Likewise, in Battle Legion, a Match win goes towards progress in 3 systems:

Wagons are the equivalent of Clash Royale’s Timed Chests. Rank Progress is similar to Arena Progress (though more lenient), and the Season Pass is similar as well.

It is absolutely true that using Match Inefficiency to curb the Player session works in Clash Royale.

Clash Royale has a clear point where playing additional matches is not longer valuable to most Players.

Given that winning a match requires a lot of concentration and effort, and that losing not only will set a Player back Arena Trophies, but might be considered a waste of time, not earning a Chest sharply curbs my incentive to continue playing. Yes, Crown Chests and the Pass Royale could push me to still grind for Crowns when my Chest Slots are full. But a good player will generally try to overlap filling all the chest slots with completing the Crown Chests and Pass Royale Tiers as much as possible.

But Match Inefficiency becomes compelling only when the risk of losing is great enough to deter the Player from playing a match with reduced incentives. And unfortunately, losing a match in Battle Legion doesn’t really matter…

Losing doesn’t matter in Battle Legion

There are two “costs” for losing in Battle Legion: Rank Points and Auto-Spin Tokens. I use quotation marks for costs since I believe them to be almost nominal in nature. Given the high capacity of Auto-Spin Tokens the Player can hold, it is quite difficult to use all your Auto-Spin Tokens as it is.

Auto-Spins are too cheap!

Add to that the low cost of purchasing new spin tokens and it is hard to imagine that “wasting” an Auto-Spin Token will deter players at all.

As for Rank Score, losing is significant only in that it gets you farther away from your Rank Tier Rewards.

Reaching a new Tier is super valuable because it means I cannot go below that Tier Minimum

Unlike Clash Royale, you cannot backtrack to a lower tier. So once you hit a Tier, you are guaranteed to continue receiving those Tier Wagons. And whereas a match in Clash Royale takes 1–3 Minutes of active concentration and interaction, a match in Battle Legion takes less than 30 seconds and you don’t have to do anything. So does it really matter if I lose a few times in a row? I can just keep playing and use my 30%, 40%, 50% win rates to still get through the Season Pass and make slow and steady progress up the Rank Tiers.

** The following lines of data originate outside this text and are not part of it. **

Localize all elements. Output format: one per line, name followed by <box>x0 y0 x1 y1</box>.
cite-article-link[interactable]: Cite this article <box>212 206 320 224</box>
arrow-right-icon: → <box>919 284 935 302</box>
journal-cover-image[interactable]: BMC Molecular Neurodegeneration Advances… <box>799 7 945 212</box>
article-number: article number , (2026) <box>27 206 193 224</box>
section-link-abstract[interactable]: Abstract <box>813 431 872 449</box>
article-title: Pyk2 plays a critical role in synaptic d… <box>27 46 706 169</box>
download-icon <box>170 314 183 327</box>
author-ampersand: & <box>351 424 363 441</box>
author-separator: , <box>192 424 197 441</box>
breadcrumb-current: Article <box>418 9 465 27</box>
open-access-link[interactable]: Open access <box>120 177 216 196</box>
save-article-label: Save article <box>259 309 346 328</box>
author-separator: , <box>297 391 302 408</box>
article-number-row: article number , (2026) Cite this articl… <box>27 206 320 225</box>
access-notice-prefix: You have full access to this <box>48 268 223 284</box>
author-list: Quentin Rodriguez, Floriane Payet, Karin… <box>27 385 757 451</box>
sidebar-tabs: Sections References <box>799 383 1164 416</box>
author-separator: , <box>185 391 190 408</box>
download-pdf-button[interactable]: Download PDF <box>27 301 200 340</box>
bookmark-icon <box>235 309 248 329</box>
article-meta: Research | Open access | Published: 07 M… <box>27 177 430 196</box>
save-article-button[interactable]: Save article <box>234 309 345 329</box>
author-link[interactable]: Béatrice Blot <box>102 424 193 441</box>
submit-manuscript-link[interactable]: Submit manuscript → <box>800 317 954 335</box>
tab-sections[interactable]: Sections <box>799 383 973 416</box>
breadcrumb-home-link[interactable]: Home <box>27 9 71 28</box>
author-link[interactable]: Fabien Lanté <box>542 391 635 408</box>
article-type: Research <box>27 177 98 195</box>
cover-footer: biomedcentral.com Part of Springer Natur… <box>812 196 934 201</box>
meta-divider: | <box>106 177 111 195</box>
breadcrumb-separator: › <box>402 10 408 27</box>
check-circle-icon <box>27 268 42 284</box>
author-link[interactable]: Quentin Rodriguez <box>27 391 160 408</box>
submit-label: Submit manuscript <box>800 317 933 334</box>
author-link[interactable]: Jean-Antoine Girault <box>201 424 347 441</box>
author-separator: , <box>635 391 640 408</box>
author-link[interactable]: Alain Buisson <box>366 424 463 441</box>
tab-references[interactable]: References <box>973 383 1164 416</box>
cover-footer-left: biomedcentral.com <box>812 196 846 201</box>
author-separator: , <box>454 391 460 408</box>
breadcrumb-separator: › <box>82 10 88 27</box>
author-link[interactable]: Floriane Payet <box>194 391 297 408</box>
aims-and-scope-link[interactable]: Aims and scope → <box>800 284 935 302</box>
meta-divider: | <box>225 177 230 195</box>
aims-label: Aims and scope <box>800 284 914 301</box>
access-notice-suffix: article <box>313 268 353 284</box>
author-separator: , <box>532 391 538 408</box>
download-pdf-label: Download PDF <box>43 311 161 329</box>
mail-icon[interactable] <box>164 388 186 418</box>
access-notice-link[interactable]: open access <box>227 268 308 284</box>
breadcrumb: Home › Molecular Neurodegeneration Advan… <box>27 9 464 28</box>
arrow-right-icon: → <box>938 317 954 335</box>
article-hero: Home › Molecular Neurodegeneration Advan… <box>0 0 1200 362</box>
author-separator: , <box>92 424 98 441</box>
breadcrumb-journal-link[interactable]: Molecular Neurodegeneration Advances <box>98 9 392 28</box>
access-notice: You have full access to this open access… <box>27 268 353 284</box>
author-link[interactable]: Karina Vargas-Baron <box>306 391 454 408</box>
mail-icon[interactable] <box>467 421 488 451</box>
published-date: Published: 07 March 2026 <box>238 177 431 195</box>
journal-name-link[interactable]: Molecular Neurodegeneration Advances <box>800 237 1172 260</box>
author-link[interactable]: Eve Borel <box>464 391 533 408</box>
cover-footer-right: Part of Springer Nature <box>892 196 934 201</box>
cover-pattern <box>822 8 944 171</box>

And that is the crux of the problem with Battle Legion…how often I win or lose is almost irrelevant.

Where is the Strategy?

Battle Legion gives the Player no strategic choice of how a specific match is going to turn out. The opponent is completely random aside from general Trophy proximity (as far as we can see).

Where is the Strategy if I can’t make any decisions before or during battle?

The player has no option as to which opponent they play, and the player has no way to configure their army to battle the opponent once they are matched. There is no way for a Player to affect the Battle outcome during the battle. Clash Royale’s matching is completely random as well, but the Player has so much room to affect the battle during the match.

So where is the strategy? Yes there will be army formats and compositions that are superior to others. But if there is no opposing factor to change up those formats and compositions, is that really strategic? Would 15 minutes of reading Battle Legion Guides make me a good enough player to get my win rate up to 70%+? Does that even matter?

Given that Win Rates just determines how many Auto-Battles I’ll need to play, why should I spend to boost my win rate from 40% to 50% to 60% to 70%?

And what is the point of spending in the game? Does having a 60% or 70% win rate make that much difference over so many matches compared with a 50% win rate?

Arguably the Season Pass is a good deal because its so easy to complete! It is the first Battle Pass I’ve been able to complete 100% through Auto-Battle (an Industry First!?). But if I stop caring about getting stronger, am I going to continue investing in future Season Passes?

The Battle Legion gameplay on its own is fine. Unfortunately efforts to simplify strategy gameplay for Players seem to have accomplished killing the strategy of the game. Hopefully the Game Developers add more engaging systems to the Game so I can finally take the game off Auto-Battle and play for real.